In the light of the geocultural and geopolitical identity of the region, the symposium will include political-poetical contributions, directed towards reworking the image of “Primorye.” The program focuses on Primorye as a place for potential geographical imaginations, embodied in the works of artists, writers and radical filmmakers, as well as in the movements and spatial practices of “ordinary” people.

*The exhibition “Metageography” will include works from the collection of the State Tretyakov Gallery; works by artists from Great Britain, Hong Kong, Mongolia and Vladivostok; contributions from geographers from Moscow and different cities across Russia; maps from the collection of the State Historical Museum; works from the collection of the Primorsky State Picture Gallery and the Arsenyev Primorsky Museum.

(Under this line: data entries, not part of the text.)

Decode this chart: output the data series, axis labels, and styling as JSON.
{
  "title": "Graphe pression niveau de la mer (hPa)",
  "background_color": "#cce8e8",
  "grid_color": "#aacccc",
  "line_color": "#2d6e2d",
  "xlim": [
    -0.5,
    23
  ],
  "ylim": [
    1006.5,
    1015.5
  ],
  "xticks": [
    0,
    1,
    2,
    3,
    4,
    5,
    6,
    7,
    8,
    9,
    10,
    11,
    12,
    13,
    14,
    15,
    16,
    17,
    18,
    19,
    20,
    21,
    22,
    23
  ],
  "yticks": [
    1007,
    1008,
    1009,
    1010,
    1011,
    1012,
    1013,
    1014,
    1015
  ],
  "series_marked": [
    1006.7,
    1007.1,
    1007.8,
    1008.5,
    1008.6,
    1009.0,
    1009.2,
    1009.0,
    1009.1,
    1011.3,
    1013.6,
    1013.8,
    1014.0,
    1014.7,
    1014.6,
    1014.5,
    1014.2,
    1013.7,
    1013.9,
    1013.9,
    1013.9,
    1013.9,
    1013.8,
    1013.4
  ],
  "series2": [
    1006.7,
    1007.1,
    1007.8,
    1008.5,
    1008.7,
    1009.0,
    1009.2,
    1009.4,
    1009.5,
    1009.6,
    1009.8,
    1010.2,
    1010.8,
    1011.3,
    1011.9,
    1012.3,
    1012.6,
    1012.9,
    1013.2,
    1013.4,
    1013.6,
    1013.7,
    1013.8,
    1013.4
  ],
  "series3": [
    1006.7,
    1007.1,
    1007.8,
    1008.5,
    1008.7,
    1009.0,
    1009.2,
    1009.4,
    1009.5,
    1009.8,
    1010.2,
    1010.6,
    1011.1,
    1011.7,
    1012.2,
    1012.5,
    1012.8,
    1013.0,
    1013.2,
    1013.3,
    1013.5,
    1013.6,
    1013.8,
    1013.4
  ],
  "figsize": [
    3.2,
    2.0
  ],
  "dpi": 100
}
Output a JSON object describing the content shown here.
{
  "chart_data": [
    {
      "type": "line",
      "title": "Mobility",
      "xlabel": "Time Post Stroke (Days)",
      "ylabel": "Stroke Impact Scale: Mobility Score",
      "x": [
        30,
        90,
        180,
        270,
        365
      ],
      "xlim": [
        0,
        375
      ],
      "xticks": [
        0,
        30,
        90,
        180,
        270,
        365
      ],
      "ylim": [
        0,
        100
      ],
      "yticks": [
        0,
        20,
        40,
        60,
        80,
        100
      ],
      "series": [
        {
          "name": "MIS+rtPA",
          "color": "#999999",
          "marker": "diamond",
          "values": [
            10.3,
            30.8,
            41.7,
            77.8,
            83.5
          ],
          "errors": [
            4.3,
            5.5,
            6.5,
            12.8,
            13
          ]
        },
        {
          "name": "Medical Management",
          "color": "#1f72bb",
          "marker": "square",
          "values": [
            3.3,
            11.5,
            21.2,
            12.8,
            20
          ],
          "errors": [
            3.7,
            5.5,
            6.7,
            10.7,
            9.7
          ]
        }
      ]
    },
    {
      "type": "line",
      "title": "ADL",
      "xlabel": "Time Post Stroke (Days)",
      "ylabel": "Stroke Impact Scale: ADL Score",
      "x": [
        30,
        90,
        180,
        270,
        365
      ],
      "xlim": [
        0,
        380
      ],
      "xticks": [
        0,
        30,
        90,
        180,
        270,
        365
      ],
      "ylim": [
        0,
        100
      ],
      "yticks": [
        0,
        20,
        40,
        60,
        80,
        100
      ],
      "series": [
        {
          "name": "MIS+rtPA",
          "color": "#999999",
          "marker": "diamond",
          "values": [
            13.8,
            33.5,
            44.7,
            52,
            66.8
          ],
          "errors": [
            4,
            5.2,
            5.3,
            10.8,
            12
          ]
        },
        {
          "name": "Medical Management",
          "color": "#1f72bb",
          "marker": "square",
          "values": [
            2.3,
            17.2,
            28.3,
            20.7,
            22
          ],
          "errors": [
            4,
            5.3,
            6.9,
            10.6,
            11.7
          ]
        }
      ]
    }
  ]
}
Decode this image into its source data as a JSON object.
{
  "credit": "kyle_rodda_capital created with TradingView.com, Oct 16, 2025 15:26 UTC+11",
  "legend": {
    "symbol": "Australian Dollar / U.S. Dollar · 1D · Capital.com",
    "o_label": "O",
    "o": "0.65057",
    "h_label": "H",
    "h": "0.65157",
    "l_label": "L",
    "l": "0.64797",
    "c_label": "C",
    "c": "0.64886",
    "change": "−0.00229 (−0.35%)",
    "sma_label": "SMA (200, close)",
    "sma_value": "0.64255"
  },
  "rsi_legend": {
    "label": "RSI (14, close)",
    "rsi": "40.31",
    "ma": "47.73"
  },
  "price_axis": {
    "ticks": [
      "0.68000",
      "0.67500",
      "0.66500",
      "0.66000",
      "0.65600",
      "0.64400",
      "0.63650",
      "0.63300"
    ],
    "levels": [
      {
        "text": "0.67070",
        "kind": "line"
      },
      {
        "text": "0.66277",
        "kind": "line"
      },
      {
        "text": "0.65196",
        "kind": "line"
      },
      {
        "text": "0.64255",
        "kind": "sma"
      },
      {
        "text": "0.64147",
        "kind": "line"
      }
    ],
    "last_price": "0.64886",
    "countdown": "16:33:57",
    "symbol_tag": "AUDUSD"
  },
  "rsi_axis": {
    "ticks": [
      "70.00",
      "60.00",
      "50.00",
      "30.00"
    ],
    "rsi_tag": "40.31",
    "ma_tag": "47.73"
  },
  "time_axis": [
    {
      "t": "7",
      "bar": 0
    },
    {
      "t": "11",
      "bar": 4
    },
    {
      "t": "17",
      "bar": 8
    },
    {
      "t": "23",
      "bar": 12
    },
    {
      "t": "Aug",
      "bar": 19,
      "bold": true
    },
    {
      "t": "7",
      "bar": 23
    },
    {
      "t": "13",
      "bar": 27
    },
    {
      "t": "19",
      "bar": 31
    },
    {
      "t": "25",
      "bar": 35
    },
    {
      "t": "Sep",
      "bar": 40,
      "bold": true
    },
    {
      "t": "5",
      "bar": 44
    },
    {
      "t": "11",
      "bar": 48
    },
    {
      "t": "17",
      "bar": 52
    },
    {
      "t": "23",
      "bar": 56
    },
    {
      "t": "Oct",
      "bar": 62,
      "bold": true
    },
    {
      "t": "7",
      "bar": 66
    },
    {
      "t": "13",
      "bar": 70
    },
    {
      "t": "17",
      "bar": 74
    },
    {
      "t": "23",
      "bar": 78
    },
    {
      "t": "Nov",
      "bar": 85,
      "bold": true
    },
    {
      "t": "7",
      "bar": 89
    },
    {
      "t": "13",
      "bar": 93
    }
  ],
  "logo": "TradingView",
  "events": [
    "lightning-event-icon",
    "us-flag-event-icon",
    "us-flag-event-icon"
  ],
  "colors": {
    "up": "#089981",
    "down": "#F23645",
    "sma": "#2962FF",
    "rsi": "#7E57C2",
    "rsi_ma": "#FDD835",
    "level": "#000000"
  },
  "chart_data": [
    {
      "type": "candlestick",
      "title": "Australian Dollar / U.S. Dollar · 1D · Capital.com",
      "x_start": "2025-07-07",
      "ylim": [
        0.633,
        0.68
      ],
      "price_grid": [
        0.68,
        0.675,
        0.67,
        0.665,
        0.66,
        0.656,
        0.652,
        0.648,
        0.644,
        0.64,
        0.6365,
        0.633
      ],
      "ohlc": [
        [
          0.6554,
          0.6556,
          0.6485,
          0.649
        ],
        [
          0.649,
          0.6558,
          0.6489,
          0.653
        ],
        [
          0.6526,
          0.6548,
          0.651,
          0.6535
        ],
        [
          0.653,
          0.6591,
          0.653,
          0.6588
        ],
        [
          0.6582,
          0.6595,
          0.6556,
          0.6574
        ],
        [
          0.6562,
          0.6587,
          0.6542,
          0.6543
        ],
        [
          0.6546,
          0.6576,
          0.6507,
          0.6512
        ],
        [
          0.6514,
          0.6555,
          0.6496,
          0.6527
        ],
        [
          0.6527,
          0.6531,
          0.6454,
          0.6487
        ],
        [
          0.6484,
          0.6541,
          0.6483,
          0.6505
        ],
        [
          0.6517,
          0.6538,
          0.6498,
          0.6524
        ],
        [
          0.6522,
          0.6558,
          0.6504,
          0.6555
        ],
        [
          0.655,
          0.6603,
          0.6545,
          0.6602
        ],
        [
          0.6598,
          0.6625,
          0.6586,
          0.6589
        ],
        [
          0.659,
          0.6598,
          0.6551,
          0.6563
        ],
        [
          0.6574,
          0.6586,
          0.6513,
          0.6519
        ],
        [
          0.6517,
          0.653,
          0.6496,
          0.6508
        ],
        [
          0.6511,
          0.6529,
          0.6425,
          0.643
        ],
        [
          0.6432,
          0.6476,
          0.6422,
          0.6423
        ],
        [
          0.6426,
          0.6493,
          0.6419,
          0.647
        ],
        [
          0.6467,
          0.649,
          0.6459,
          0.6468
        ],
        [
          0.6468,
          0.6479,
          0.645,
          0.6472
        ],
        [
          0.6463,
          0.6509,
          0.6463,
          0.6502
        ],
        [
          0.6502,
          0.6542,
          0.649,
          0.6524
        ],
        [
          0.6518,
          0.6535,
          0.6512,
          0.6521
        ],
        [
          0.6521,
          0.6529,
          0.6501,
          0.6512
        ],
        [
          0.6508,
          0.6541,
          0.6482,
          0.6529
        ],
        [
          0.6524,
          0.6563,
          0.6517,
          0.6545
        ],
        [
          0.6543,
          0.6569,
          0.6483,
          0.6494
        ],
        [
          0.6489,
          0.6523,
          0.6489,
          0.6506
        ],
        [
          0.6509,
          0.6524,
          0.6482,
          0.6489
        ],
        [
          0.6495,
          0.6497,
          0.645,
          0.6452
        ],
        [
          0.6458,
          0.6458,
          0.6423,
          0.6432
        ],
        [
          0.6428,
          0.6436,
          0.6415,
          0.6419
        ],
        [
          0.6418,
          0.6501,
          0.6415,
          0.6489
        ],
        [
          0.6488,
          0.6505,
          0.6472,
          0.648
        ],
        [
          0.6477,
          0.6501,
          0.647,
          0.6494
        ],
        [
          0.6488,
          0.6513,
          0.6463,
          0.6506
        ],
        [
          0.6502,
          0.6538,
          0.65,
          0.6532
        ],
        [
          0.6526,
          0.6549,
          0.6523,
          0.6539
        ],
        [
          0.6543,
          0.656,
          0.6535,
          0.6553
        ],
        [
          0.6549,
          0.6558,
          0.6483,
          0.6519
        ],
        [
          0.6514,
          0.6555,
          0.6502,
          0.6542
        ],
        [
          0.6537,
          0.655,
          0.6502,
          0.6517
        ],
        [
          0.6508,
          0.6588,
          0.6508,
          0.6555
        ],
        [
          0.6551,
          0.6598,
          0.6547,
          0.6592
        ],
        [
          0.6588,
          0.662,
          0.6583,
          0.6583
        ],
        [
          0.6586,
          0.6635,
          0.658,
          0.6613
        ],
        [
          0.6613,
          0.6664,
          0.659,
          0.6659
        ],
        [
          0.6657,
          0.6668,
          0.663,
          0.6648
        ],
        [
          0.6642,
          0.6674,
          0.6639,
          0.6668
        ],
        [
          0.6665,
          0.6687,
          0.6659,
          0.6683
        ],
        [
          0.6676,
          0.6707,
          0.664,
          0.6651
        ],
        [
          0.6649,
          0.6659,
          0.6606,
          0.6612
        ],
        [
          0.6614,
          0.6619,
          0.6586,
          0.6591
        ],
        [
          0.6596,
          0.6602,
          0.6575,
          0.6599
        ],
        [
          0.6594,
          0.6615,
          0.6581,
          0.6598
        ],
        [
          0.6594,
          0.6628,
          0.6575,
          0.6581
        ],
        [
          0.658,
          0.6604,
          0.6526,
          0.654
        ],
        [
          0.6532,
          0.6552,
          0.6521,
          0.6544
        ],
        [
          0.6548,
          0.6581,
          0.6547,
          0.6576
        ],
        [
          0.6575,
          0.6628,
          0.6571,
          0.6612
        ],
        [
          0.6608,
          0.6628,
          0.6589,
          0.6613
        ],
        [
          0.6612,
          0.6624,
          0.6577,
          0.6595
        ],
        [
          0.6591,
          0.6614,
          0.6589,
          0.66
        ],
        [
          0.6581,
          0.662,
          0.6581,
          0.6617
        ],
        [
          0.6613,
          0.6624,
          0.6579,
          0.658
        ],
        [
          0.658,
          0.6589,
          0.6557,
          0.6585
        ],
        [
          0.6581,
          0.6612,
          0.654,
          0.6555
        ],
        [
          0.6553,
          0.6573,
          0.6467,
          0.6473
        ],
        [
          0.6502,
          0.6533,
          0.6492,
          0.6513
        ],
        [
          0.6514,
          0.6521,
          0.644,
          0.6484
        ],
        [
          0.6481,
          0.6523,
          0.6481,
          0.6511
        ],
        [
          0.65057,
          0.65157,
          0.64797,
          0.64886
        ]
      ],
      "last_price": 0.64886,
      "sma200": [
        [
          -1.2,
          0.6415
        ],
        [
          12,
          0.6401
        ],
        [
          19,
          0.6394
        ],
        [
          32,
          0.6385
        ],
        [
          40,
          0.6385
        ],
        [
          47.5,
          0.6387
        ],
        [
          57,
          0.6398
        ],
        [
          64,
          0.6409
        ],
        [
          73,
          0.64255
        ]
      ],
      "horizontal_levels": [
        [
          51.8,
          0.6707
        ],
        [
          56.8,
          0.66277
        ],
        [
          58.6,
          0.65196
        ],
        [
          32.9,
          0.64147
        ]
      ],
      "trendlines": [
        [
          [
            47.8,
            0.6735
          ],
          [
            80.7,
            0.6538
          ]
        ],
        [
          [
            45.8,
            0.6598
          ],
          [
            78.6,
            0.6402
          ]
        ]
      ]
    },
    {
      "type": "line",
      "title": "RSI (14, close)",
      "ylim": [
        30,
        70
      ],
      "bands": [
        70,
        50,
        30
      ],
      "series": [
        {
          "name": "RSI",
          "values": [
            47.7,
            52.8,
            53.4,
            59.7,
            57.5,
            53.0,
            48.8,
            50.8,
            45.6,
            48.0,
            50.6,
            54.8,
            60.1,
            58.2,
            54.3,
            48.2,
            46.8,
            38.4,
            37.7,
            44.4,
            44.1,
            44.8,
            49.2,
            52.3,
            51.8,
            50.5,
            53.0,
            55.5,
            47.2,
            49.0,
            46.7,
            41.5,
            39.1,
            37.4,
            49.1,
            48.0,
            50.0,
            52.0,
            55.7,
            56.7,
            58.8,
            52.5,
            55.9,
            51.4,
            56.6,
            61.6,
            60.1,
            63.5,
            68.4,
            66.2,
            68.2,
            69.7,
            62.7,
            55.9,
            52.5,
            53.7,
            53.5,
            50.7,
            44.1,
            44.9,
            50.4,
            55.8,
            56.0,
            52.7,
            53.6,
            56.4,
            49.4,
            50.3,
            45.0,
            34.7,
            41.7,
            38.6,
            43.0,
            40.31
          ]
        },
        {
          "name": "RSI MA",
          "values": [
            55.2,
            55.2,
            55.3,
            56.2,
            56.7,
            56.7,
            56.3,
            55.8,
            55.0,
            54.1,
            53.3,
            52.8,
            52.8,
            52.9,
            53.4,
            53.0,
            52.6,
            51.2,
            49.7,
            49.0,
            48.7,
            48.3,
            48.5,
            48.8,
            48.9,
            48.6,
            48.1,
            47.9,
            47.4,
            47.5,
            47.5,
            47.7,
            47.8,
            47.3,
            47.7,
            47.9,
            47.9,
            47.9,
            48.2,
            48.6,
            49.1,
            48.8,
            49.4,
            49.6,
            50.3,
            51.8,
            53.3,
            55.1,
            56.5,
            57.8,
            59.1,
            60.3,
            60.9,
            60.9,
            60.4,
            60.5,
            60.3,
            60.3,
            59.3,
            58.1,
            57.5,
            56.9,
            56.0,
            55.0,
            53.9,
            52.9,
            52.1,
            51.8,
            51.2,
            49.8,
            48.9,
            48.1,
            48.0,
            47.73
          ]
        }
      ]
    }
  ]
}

A full roster of the exhibition participants includes: encyclopedist Semyon Remezov; British artists Corinne Silva, Idit Nathan and Lucy Harris; metageographer Dmitry Zamyatin; émigré artist Olga Jürgenson; artists from Shanghai, Li Ran; adventurer Alexander Kazantsev; geography theorist Boris Rodoman; captain Nikolay Shtukkenberg; Austrian-Hong Kong artist collective Zheng Mahler. Primorye’s artists: Viktor Fedorov, Evgeny Pankratyev, grouping Hero4Hero, Kirill Shebeko, Hilarion Palshkov, Music band Tumanny Ston, science-art artist Yevgeny Strelkov; Primorye’s first professional artist, Vasily Sheshunov; Vverkh! Association, pioneering explover Vladimir Arsenyev; Russian-French artists Elizaveta Konovalova and Tatyana Efrussi; Moscow artists Kirill Savchenkov, Mikhail Maksimov, Maksim Smirennomudrensky, Max Sher, Ekaterina Lazareva, Pavel Otdelnov, Dmitry Filippov, Dmitry Venkov, Egor Plotnikov; member of the Artists Union Ilias Zinatulin; Collective Actions group; photographer Mikhail Prishvin; Natalia Goncharova, Elena Berg, Ivan Chuikov, Valery Gerlovin, Vyacheslav Koleichuk, Mikhail Tarkhanov, Irina Dubrovskaya, Nikolai Kozlov, and others (Tretyakov Gallery collection).